Rasulullah SAW bersabda, "Orang beriman itu bersikap ramah dan tidak
ada kebaikan bagi seorang yang tidak bersikap ramah. Dan sebaik-baik
manusia adalah orang yang paling bermanfaat bagi manusia." (HR Thabrani
dan Daruquthni, dari Jabir RA).
Hadis di atas kembali
mengingatkan jati diri kemanusiaan kita agar selalu bersikap ramah
dalam berinteraksi sosial di antara sesama. Suatu sikap yang dalam satu
bulan terakhir ini menjadi pertanyaan kita semua, khususnya menyangkut
sikap kita sebagai manusia untuk menghargai hak-hak kemanusiaan sesama.
Aksi
bom bunuh diri di Gereja Bethel Injil Sepenuh (GBIS), Kepunton, Solo,
(25/9) lalu merajalelanya korupsi di berbagai bidang dan pelbagai
kerusuhan yang menjurus konflik SARA seperti kasus di Ambon beberapa
waktu lalu, makin menguatkan bahwa kita mulai tidak ramah dengan
nilai-nilai kemanusian dan kemajemukan.
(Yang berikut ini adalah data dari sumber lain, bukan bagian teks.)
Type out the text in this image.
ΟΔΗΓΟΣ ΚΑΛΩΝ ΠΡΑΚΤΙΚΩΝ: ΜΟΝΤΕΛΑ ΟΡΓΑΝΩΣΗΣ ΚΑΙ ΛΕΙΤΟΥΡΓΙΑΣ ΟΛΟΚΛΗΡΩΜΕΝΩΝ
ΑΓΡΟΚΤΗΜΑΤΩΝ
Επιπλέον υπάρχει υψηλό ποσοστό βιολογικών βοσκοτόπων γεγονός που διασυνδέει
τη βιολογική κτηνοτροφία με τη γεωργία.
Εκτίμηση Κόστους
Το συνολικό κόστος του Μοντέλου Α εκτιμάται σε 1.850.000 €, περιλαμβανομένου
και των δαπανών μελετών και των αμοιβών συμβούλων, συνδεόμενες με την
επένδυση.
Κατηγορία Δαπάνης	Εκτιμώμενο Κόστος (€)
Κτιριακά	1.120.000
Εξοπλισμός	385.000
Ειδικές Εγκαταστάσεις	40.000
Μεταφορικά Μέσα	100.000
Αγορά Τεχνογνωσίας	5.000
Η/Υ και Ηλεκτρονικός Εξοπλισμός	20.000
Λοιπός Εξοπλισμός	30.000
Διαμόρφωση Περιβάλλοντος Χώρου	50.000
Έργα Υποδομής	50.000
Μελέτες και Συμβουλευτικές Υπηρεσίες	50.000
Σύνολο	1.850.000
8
Kita mulai tidak acuh dan tak
ramah dalam mengawal bumi pertiwi yang kita cinta ini.
Bila
melihat hadis di atas, sangat jelas dan tegas bahwa objek yang dituju
dari hadis tersebut adalah "orang beriman". Jadi, sikap keramahan itu
menjadi satu hal yang mutlak harus diintegrasikan dalam diri orang yang
beriman. Artinya, kualitas keimanan seseorang itu salah satunya bisa
diukur dari seberapa jauh ia sebagai seorang mukmin dalam kehidupan
sosialnya itu melaksanakan "keramahan" kemanusiaannya (baca menghargai
dan menghormati).
Praksisnya, bila orang beriman itu hidup dalam
kemajemukan, maka ia bisa menghargai dan menerima segala perbedaan.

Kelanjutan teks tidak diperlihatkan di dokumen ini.